La première serait une réélection d’Emmanuel Macron en mai incapable de s’appuyer sur une majorité présidentielle articulée autour de son parti LREM sorti exsangue d’un premier quinquennat. La seconde, plus hypothétique encore, résiderait dans la capacité des quatre principaux partis de gauche (LFI, EE-LV, PS et PCF) à présenter une plateforme de gouvernement et à trouver un accord électoral. La troisième, qui ne paraît pas beaucoup plus plausible, serait une fois les deux premières réunies, que la droite de gouvernement non macroniste ne profite pas de la dynamique électorale observée en sa faveur lors des municipales, départementales et régionales.
Ce scénario relève de la politique fiction. Tenons-en nous au réel : le verdict des urnes depuis le début du quinquennat.

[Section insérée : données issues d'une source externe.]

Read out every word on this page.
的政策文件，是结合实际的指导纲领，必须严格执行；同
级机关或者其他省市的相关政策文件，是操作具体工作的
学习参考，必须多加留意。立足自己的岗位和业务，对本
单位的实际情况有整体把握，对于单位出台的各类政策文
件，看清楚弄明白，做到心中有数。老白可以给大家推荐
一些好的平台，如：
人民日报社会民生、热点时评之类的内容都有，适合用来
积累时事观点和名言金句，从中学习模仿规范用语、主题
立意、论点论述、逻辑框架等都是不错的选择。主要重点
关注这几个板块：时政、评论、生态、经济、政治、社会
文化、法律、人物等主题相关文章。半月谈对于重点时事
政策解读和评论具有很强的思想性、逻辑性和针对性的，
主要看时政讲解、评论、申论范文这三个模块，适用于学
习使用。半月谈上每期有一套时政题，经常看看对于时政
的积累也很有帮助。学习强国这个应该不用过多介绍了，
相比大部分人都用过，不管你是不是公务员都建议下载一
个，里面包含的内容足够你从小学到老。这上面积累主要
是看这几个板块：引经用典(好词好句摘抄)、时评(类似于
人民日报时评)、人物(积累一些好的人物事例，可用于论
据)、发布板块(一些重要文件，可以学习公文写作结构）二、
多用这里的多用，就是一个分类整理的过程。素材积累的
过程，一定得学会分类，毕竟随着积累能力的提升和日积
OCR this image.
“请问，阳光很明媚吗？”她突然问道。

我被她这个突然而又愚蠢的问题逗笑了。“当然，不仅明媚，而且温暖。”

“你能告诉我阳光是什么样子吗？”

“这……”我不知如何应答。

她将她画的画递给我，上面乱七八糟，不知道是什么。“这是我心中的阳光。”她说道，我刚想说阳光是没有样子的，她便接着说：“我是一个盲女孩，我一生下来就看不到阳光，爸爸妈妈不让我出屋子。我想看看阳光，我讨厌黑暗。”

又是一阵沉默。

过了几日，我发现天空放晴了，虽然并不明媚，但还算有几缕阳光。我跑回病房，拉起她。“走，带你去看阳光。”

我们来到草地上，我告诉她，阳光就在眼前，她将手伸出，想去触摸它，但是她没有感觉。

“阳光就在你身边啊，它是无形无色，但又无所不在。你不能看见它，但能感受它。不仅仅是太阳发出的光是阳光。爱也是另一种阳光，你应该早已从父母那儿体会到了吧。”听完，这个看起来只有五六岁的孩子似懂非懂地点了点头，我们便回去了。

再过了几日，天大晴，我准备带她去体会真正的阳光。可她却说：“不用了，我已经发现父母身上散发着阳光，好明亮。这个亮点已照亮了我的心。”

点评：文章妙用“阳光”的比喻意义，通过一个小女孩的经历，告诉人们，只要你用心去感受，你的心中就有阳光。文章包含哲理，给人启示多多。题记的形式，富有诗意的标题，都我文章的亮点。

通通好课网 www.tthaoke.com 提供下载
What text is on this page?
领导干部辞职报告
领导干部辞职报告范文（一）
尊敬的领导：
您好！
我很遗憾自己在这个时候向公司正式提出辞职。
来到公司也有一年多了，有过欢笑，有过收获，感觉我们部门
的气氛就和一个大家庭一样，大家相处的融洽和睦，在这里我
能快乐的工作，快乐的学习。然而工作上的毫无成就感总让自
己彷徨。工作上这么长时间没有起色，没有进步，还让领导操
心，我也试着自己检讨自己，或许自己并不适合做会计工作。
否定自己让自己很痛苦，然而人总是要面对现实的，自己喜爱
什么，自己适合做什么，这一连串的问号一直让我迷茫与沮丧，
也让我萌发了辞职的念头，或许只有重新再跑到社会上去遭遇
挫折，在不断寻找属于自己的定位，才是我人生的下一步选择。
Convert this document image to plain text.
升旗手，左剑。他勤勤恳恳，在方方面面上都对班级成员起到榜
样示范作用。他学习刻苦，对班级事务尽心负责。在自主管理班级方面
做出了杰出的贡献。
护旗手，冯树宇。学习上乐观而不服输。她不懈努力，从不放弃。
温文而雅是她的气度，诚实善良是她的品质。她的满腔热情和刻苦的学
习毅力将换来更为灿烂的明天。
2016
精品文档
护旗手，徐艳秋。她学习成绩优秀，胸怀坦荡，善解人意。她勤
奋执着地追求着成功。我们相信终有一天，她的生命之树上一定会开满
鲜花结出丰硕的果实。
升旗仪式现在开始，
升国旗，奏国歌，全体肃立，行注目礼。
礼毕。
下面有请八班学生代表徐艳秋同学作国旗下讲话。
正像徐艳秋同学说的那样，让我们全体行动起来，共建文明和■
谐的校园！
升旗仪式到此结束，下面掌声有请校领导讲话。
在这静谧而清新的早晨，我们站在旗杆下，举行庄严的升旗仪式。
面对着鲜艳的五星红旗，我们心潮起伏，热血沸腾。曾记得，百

Lors de ces élections régionales, l’union de la gauche dès le 1er tour n’aura été complète que dans deux régions : dans les Hauts-de-France et dans la région PACA, les deux fois sous l’égide des écologistes. Elle aura été plus classique en Nouvelle-Aquitaine, Bourgogne-Franche-Comté, Occitanie, Auvergne-Rhône-Alpes et en Bretagne avec d’un côté le Parti socialiste, le Parti radical de gauche (PRG) et le Parti communiste (PC) et de l’autre Europe Écologie-Les Verts (EE-LV), Génération.s et la France insoumise (LFI). En Ile-de-France, l’électeur de gauche aura eu un choix plus large, chaque parti (PS, EE-LV et LFI) présentant sa propre liste.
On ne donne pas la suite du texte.